Le "scénario irlandais" reste possible

A l'heure actuelle, les Espagnols, de mêmes que les autres Européens, sont confrontés à plusieurs problèmes: réduire le déficit budgétaire, stimuler la croissance économique et lutter contre le chômage.

Certains secteurs en Espagne pourraient stimuler la croissance économique, devenir une sorte de locomotive qui sortirait l'économie de la crise, déclarent les experts.

"Il est avant tout question du secteur industriel qui, toutefois, a besoin d'une modernisation technique", a expliqué à RIA Novosti Sandalio Gomez. En outre, il est nécessaire de développer les branches dans lesquelles le pays n'aura pas à concurrencer les producteurs asiatiques. Il faut également miser sur la sphère des services, dont la part du PIB du pays atteint 60%, a-t-il ajouté.

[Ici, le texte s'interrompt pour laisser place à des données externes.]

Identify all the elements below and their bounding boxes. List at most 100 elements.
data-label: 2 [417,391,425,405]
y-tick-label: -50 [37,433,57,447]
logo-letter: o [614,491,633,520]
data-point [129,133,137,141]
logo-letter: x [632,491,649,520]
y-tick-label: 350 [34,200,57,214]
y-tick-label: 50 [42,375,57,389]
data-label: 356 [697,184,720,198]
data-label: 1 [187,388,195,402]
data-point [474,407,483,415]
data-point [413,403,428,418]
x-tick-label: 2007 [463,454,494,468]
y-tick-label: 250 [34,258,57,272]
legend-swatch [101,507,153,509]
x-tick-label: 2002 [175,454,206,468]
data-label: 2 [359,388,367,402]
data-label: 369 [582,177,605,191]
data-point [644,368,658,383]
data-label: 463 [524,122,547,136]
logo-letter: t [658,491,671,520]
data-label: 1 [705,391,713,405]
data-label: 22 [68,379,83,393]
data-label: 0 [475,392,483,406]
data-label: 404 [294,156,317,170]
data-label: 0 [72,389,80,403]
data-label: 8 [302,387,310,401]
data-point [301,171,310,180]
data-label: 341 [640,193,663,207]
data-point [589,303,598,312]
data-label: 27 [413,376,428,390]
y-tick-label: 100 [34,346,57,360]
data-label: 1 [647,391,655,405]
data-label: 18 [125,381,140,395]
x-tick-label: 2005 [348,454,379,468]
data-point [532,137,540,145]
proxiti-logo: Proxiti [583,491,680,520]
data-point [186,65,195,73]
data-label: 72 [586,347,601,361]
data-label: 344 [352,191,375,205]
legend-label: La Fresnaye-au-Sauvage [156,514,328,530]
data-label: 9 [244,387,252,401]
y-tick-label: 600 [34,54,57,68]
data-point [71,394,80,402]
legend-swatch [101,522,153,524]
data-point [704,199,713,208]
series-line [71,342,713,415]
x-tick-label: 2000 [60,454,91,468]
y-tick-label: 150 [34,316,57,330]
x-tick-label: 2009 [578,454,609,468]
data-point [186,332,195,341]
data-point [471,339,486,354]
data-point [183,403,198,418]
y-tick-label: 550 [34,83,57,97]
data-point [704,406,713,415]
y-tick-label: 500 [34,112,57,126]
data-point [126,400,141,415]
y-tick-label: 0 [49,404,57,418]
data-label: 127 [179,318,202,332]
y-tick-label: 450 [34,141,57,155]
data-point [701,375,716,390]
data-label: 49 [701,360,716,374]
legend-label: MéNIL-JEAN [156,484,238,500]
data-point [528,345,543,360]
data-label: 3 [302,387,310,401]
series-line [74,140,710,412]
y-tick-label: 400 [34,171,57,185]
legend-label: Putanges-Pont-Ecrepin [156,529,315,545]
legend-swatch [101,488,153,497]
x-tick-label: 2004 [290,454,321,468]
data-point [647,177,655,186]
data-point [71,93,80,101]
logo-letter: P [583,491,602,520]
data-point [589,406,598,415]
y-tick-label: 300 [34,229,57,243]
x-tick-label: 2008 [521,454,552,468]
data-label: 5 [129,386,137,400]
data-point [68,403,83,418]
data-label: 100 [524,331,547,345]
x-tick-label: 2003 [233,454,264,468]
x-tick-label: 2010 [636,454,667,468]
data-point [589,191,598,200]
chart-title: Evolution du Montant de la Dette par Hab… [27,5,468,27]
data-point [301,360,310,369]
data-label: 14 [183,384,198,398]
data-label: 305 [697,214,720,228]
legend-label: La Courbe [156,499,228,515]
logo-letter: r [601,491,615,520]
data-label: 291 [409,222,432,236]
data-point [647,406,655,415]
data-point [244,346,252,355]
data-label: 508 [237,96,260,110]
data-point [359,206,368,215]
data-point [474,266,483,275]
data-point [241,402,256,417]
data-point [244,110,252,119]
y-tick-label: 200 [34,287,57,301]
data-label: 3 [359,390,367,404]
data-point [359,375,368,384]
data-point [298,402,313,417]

Selon Pablo Triana, il faut mettre l'accent sur les hautes technologies et l'enseignement. "L'Espagne peut se vanter du niveau de ses écoles de commerce", a-t-il déclaré.

La part de l'industrie de transformation de l'Espagne s'élève à 12-14%, et cette part diminue en raison de la concurrence accrue avec les producteurs chinois, souligne Irina Prokhorenko. Néanmoins, le raffinage, l'exploitation pétrolière et l'industrie chimique pourraient jouer le rôle de locomotive dans l'économie espagnole, selon l'experte.

Il faut également soutenir les petites entreprises, ce qui nécessite la stimulation de la demande de marchandises et de services.

Selon les experts, la somme de tous les facteurs donne une chance à l'économie espagnole d'évoluer selon le scénario irlandais, et non pas grec. Après l'obtention de l'aide de l'Union européenne, l'augmentation des impôts et la réduction des dépenses, l'économie irlandaise ne suscite pas de craintes auprès des autorités européennes.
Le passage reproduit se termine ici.